Asap Ketidakpedulian
Tentang diri yang terluka itu, si bijak punya perenungan, “Orang bersalah terhadap kita. Dengan kata-kata dan perbuatan yang menyakitkan mereka melukai kita.” Masih ditambahkan, “Kita terluka tidak dengan apa yang orang lakukan terhadap kita, tetapi juga oleh apa yang mereka lupa lakukan kepada kita.” Di situlah rasa diabaikan segera mendera. “Dan bukankah ketidakpedulian itu adalah bentuk lain dari kekejaman?”
Bila mesti dilukis lebih jauh, manusia alami keterlukaan bagai sebuah alur hidup kerontang padang gurun. Gersang tanpa oase. Tak ada citra relasi dari hati ke hati. Meredupnya gairah penuh spontanitas. Tak ada dialog. Tiada kewajaran dalam bertanya untuk dapatkan sebuah jawaban. Kita terluka dalam cercaan serba hitam dan pekat. Semuanya berujung agar hidup dan kisah kita ‘tinggal cerita hati yang luka.’
Hidup Nan Keras dan Gersang?
Kita terluka pun karena alam hidup yang keras. Terforma dalam indoktrinasi yang mesti ditaati bulat-bulat dan buta. Sebab ‘naluri tanya dan ragu telah terkebiri.’ Hak bicara dan bersuara telah dicopot paksa. Mari bayangkan saja dinamika sebuah taman sekolah yang dipaksa dalam ‘penghafalan tanpa paham. Yang mudah terbelenggu dalam rantai tekanan menuju fanatisme.’
Kita sungguh jadi manusia terluka dan tersakiti karena forma potret kehidupan yang gersang dan keropos itu. Itulah kehidupan yang tak dirayakan bersama. Hidup yang tak disyukuri bersama. Hidup yang tak dirosting santai hingga nasib kehidupan yang tak ditangisi bersama!
Memang, sepertinya ‘spiritualisme dunia manjakan kita dengan narasi dan karoseri diksi yang sedap terdengar. “EGP (Emangnya Gua Pikirin), Persetan! Bodo amat! Urus diri dan atur hidup masing-masing!” Dalam ketidakpedulian dan ‘malas tahu,’ jarak fisik semakin jauh. Dan jarak batin pun semakin menebal. Sayangnya, justru di situlah luka-luka kehidupan semakin menganga.
Beban Spiritualisme
Apa yang diyakini sebagai EGP atau gema sejenisnya, justru pada titiknya tetap membuat manusia terluka dan tersakiti. Yang justru bikin manusia itu kepikiran dalam sesal dan terjerembab pada penghakiman terhadap diri sendiri.

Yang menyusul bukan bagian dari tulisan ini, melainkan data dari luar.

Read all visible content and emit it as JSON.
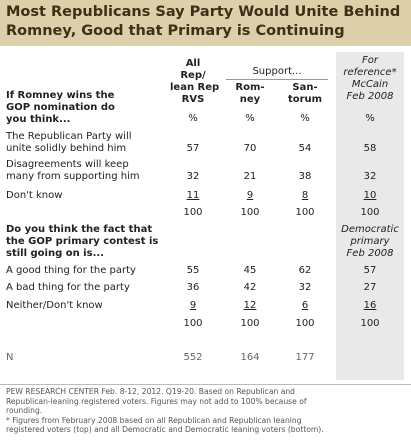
{
  "title_line1": "Most Republicans Say Party Would Unite Behind",
  "title_line2": "Romney, Good that Primary is Continuing",
  "header": {
    "all_rep_line1": "All",
    "all_rep_line2": "Rep/",
    "all_rep_line3": "lean Rep",
    "all_rep_line4": "RVS",
    "support": "Support...",
    "romney_line1": "Rom-",
    "romney_line2": "ney",
    "santorum_line1": "San-",
    "santorum_line2": "torum",
    "ref_line1": "For",
    "ref_line2": "reference*",
    "ref_line3": "McCain",
    "ref_line4": "Feb 2008",
    "pct": "%"
  },
  "chart_data": {
    "type": "table",
    "title": "Most Republicans Say Party Would Unite Behind Romney, Good that Primary is Continuing",
    "columns": [
      "All Rep/lean Rep RVS",
      "Romney",
      "Santorum",
      "McCain Feb 2008"
    ],
    "q1": {
      "q_line1": "If Romney wins the",
      "q_line2": "GOP nomination do",
      "q_line3": "you think...",
      "rows": [
        {
          "label_line1": "The Republican Party will",
          "label_line2": "unite solidly behind him",
          "values": [
            "57",
            "70",
            "54",
            "58"
          ]
        },
        {
          "label_line1": "Disagreements will keep",
          "label_line2": "many from supporting him",
          "values": [
            "32",
            "21",
            "38",
            "32"
          ]
        },
        {
          "label_line1": "Don't know",
          "label_line2": "",
          "values": [
            "11",
            "9",
            "8",
            "10"
          ]
        }
      ],
      "totals": [
        "100",
        "100",
        "100",
        "100"
      ]
    },
    "q2": {
      "q_line1": "Do you think the fact that",
      "q_line2": "the GOP primary contest is",
      "q_line3": "still going on is...",
      "ref_line1": "Democratic",
      "ref_line2": "primary",
      "ref_line3": "Feb 2008",
      "rows": [
        {
          "label": "A good thing for the party",
          "values": [
            "55",
            "45",
            "62",
            "57"
          ]
        },
        {
          "label": "A bad thing for the party",
          "values": [
            "36",
            "42",
            "32",
            "27"
          ]
        },
        {
          "label": "Neither/Don't know",
          "values": [
            "9",
            "12",
            "6",
            "16"
          ]
        }
      ],
      "totals": [
        "100",
        "100",
        "100",
        "100"
      ]
    },
    "n_label": "N",
    "n_values": [
      "552",
      "164",
      "177"
    ]
  },
  "footnotes": {
    "line1": "PEW RESEARCH CENTER Feb. 8-12, 2012. Q19-20.  Based on Republican and",
    "line2": "Republican-leaning registered voters. Figures may not add to 100% because of",
    "line3": "rounding.",
    "line4": "* Figures from February 2008 based on all Republican and Republican leaning",
    "line5": "registered voters (top) and all Democratic and Democratic leaning voters (bottom)."
  }
}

Satu keyakinan dari Sang Bijak, “Bagi orang Kristen kebohongan terbesar adalah tetap memandang orang lain tanpa belas kasihan. Kita jadi buta atas kebaikan-kebaikan mereka dan tetap membebani mereka dengan segala beban-beban kesalahan dan dosa mereka.” Inilah kekejaman hati nurani sempit yang sekian takut dan jadi pengecut ‘untuk memaafkan dan mengampuni.’

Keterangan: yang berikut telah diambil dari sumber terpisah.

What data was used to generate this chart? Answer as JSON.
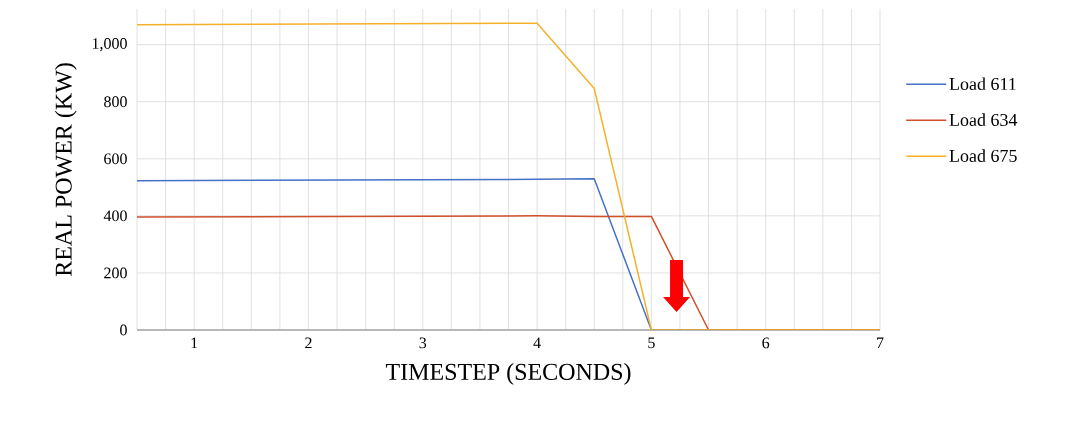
{
  "chart_data": {
    "type": "line",
    "xlabel": "TIMESTEP (SECONDS)",
    "ylabel": "REAL POWER (KW)",
    "x": [
      0.5,
      4,
      4.5,
      5,
      5.5,
      7
    ],
    "series": [
      {
        "name": "Load 611",
        "color": "#4472c4",
        "values": [
          523,
          528,
          530,
          0,
          0,
          0
        ]
      },
      {
        "name": "Load 634",
        "color": "#d0502a",
        "values": [
          396,
          400,
          398,
          398,
          0,
          0
        ]
      },
      {
        "name": "Load 675",
        "color": "#f5b02a",
        "values": [
          1070,
          1075,
          846,
          0,
          0,
          0
        ]
      }
    ],
    "xlim": [
      0.5,
      7
    ],
    "ylim": [
      0,
      1125
    ],
    "xticks": [
      {
        "value": 0.5,
        "label": null
      },
      {
        "value": 0.75,
        "label": null
      },
      1,
      {
        "value": 1.25,
        "label": null
      },
      {
        "value": 1.5,
        "label": null
      },
      {
        "value": 1.75,
        "label": null
      },
      2,
      {
        "value": 2.25,
        "label": null
      },
      {
        "value": 2.5,
        "label": null
      },
      {
        "value": 2.75,
        "label": null
      },
      3,
      {
        "value": 3.25,
        "label": null
      },
      {
        "value": 3.5,
        "label": null
      },
      {
        "value": 3.75,
        "label": null
      },
      4,
      {
        "value": 4.25,
        "label": null
      },
      {
        "value": 4.5,
        "label": null
      },
      {
        "value": 4.75,
        "label": null
      },
      5,
      {
        "value": 5.25,
        "label": null
      },
      {
        "value": 5.5,
        "label": null
      },
      {
        "value": 5.75,
        "label": null
      },
      6,
      {
        "value": 6.25,
        "label": null
      },
      {
        "value": 6.5,
        "label": null
      },
      {
        "value": 6.75,
        "label": null
      },
      7
    ],
    "yticks": [
      0,
      200,
      400,
      600,
      800,
      {
        "value": 1000,
        "label": "1,000"
      }
    ],
    "grid": true,
    "legend": "right",
    "marker": "none",
    "line_style": "solid"
  }
}
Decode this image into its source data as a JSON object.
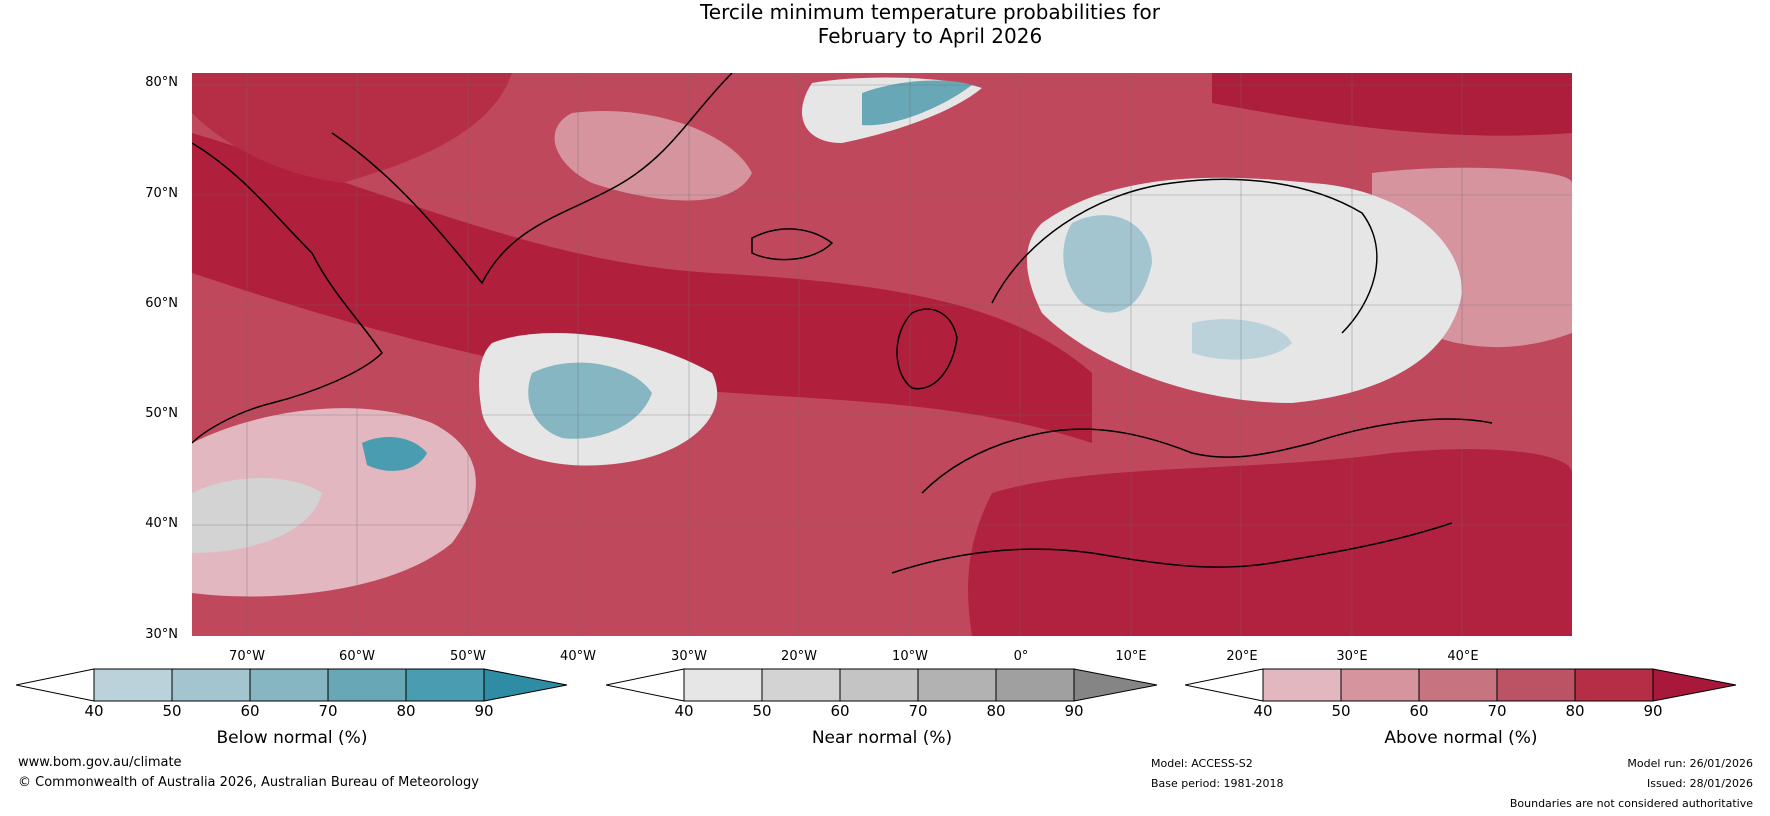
{
  "title": {
    "line1": "Tercile minimum temperature probabilities for",
    "line2": "February to April 2026"
  },
  "axes": {
    "lat_labels": [
      "80°N",
      "70°N",
      "60°N",
      "50°N",
      "40°N",
      "30°N"
    ],
    "lon_labels": [
      "70°W",
      "60°W",
      "50°W",
      "40°W",
      "30°W",
      "20°W",
      "10°W",
      "0°",
      "10°E",
      "20°E",
      "30°E",
      "40°E"
    ]
  },
  "legends": [
    {
      "title": "Below normal (%)",
      "ticks": [
        "40",
        "50",
        "60",
        "70",
        "80",
        "90"
      ],
      "colors": [
        "#ffffff",
        "#bcd2da",
        "#a3c5cf",
        "#85b6c2",
        "#68a8b6",
        "#4a9db0",
        "#2e8da4"
      ]
    },
    {
      "title": "Near normal (%)",
      "ticks": [
        "40",
        "50",
        "60",
        "70",
        "80",
        "90"
      ],
      "colors": [
        "#ffffff",
        "#e6e6e6",
        "#d3d3d3",
        "#c4c4c4",
        "#b2b2b2",
        "#a0a0a0",
        "#858585"
      ]
    },
    {
      "title": "Above normal (%)",
      "ticks": [
        "40",
        "50",
        "60",
        "70",
        "80",
        "90"
      ],
      "colors": [
        "#ffffff",
        "#e3b7bf",
        "#d6949f",
        "#c87380",
        "#bc5364",
        "#b52e45",
        "#a8183a"
      ]
    }
  ],
  "footer": {
    "website": "www.bom.gov.au/climate",
    "copyright": "© Commonwealth of Australia 2026, Australian Bureau of Meteorology",
    "model": "Model: ACCESS-S2",
    "base_period": "Base period: 1981-2018",
    "model_run": "Model run: 26/01/2026",
    "issued": "Issued: 28/01/2026",
    "disclaimer": "Boundaries are not considered authoritative"
  }
}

Siapa pun manusia, di dalam ziarah kehidupan ini, tentu berlangkah dalam beban-beban derita. Dan lewati kisah-kisah hidup tak elok. Sebesar atau sekecil apapun. Dalam ziarah rohani, pun dalam bahtera institusi keagamaan yang lebih luas, riak-riak luka dan duka tampak nyata tak tersembunyikan. Luka-luka mesti dibikin terlihat menganga.
Seluruh Diri Kita Berada
Satu catatan patut disimak, “Sungguh sulit untuk bersifat fair dan obyektif karena setiap orang termasuk aku, ikut terperangkap dalam kemelut. Tak seorangpun dari kita bebas.” Namun, bagaimana pun, mesti diusahakan agar setiap orang sanggup untuk merasakan bahwa di suatu tempat dan lingkungan di situlah seluruh dirinya berada…

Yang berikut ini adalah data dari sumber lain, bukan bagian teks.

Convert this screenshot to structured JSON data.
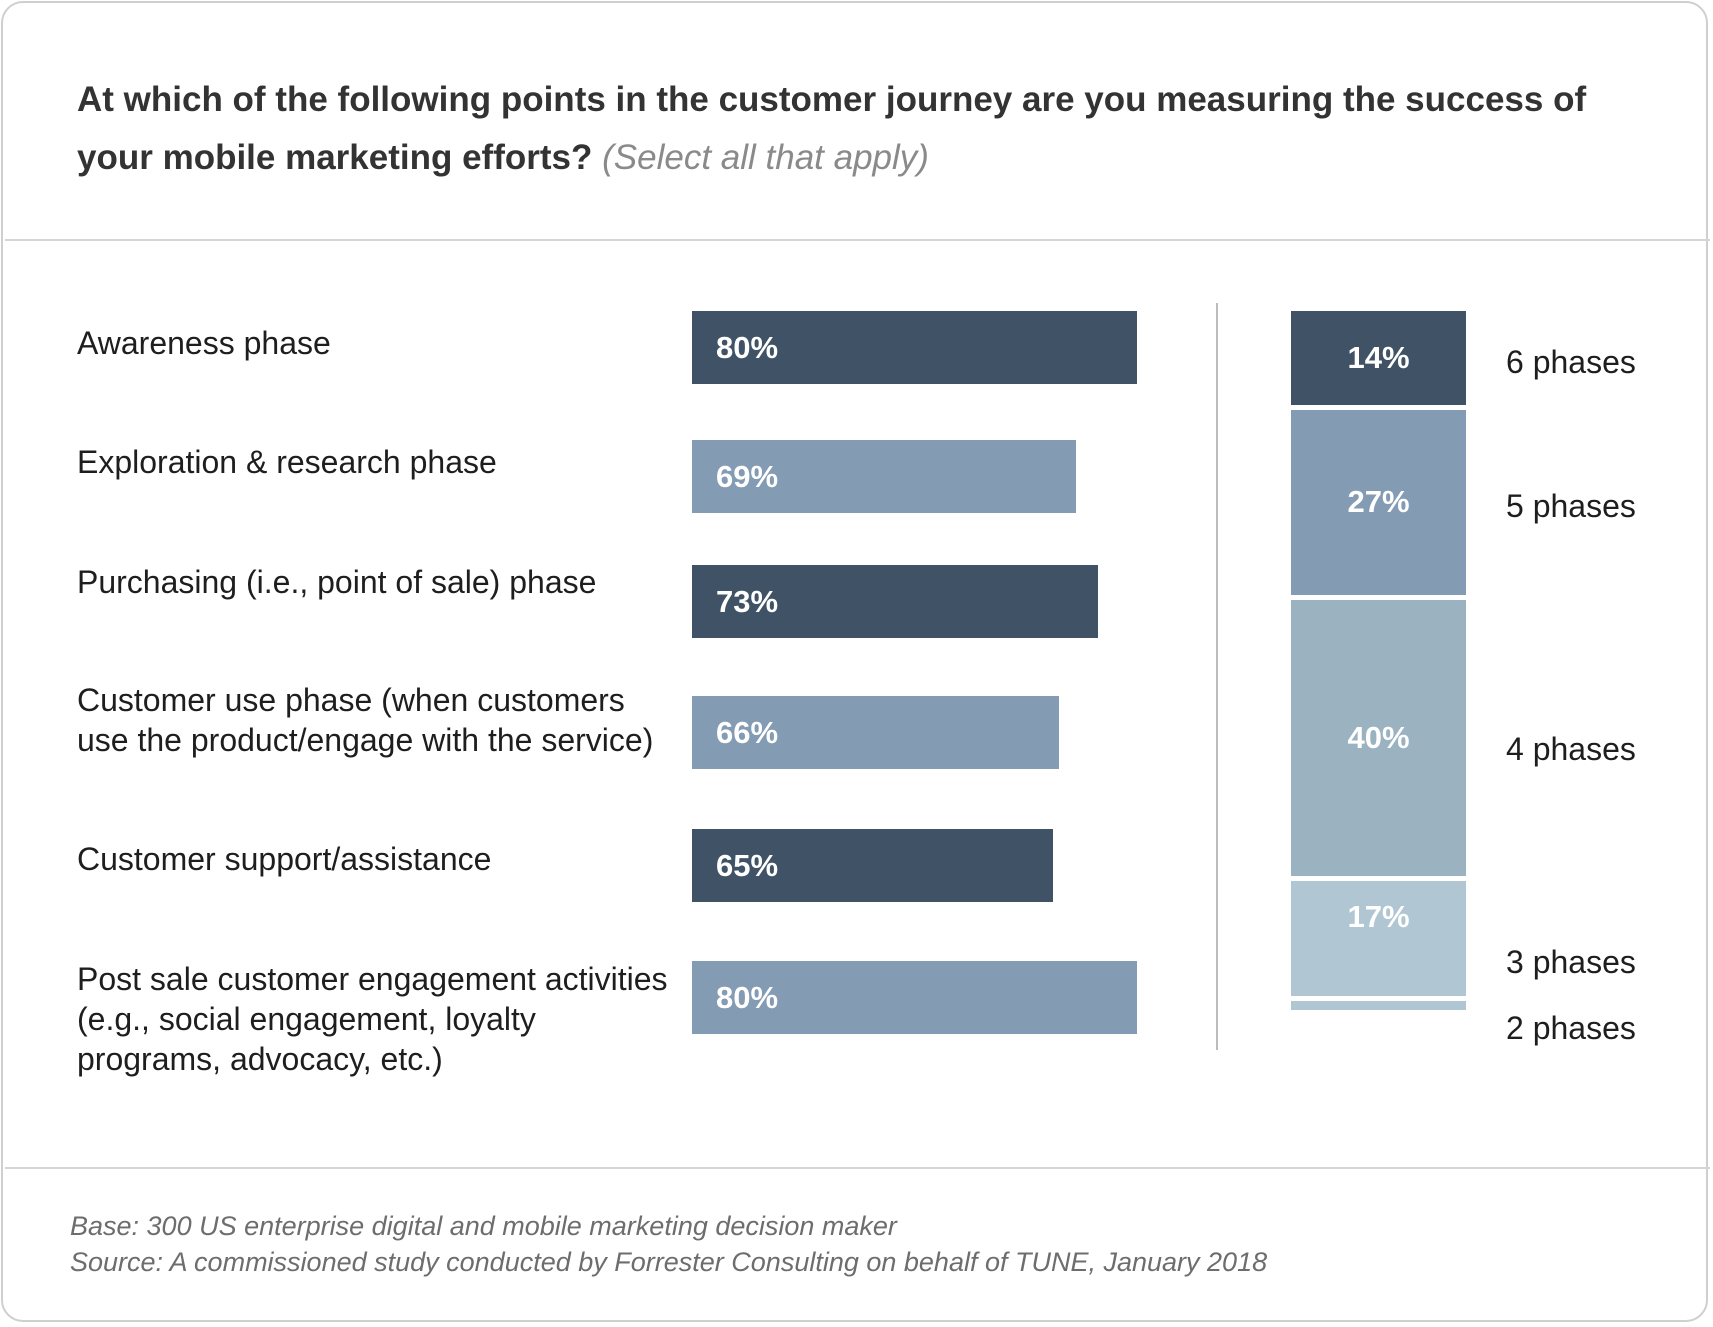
{
  "question": {
    "text": "At which of the following points in the customer journey are you measuring the success of your mobile marketing efforts?",
    "note": "(Select all that apply)"
  },
  "chart_data": [
    {
      "type": "bar",
      "orientation": "horizontal",
      "categories": [
        "Awareness phase",
        "Exploration & research phase",
        "Purchasing (i.e., point of sale) phase",
        "Customer use phase (when customers use the product/engage with the service)",
        "Customer support/assistance",
        "Post sale customer engagement activities (e.g., social engagement, loyalty programs, advocacy, etc.)"
      ],
      "values": [
        80,
        69,
        73,
        66,
        65,
        80
      ],
      "value_labels": [
        "80%",
        "69%",
        "73%",
        "66%",
        "65%",
        "80%"
      ],
      "colors": [
        "#405366",
        "#839bb3",
        "#405366",
        "#839bb3",
        "#405366",
        "#839bb3"
      ],
      "xlim": [
        0,
        100
      ],
      "grid": false
    },
    {
      "type": "bar",
      "orientation": "stacked-vertical",
      "categories": [
        "6 phases",
        "5 phases",
        "4 phases",
        "3 phases",
        "2 phases"
      ],
      "values": [
        14,
        27,
        40,
        17,
        2
      ],
      "value_labels": [
        "14%",
        "27%",
        "40%",
        "17%",
        ""
      ],
      "colors": [
        "#405366",
        "#839bb3",
        "#9bb3c1",
        "#b0c6d2",
        "#b0c6d2"
      ],
      "ylim": [
        0,
        100
      ]
    }
  ],
  "footer": {
    "base": "Base: 300 US enterprise digital and mobile marketing decision maker",
    "source": "Source: A commissioned study conducted by Forrester Consulting on behalf of TUNE, January 2018"
  }
}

Seruan profetis, misalnya, mesti digemakan dalam konteks komunio, persekutuan dan rasa persaudaraan yang menjadi muara dan kiblat hati bersama. Sebab itulah, “Kita harus menolak untuk berbicara tentang Gereja seolah-olah di sana ada pahlawan-pahlawan yang baik dan penjahat-pejahat yang keji. “
Tidakkah tampilan nabi di dalam Gereja sering diaplaus’ sebagai “orang yang berdiri menentang para pejabat Gereja dan mengumumkan kegagalan mereka. Nubuat kenabian sering dipandang sebagai pengumuman tentang kesalahan orang lain?”
Kita Mesti Kembali Pulang
Sejatinya, yang mendasar dalam satu persekutuan adalah promosi dan usaha nyata yang sehat dan seharusnya dalam mengatasi pemisahan. Memang, tak mudahlah untuk “harus memanggil satu sama lain agar pulang dari pengasingan” untuk tak terus merasa sakit dan terus saling melukai….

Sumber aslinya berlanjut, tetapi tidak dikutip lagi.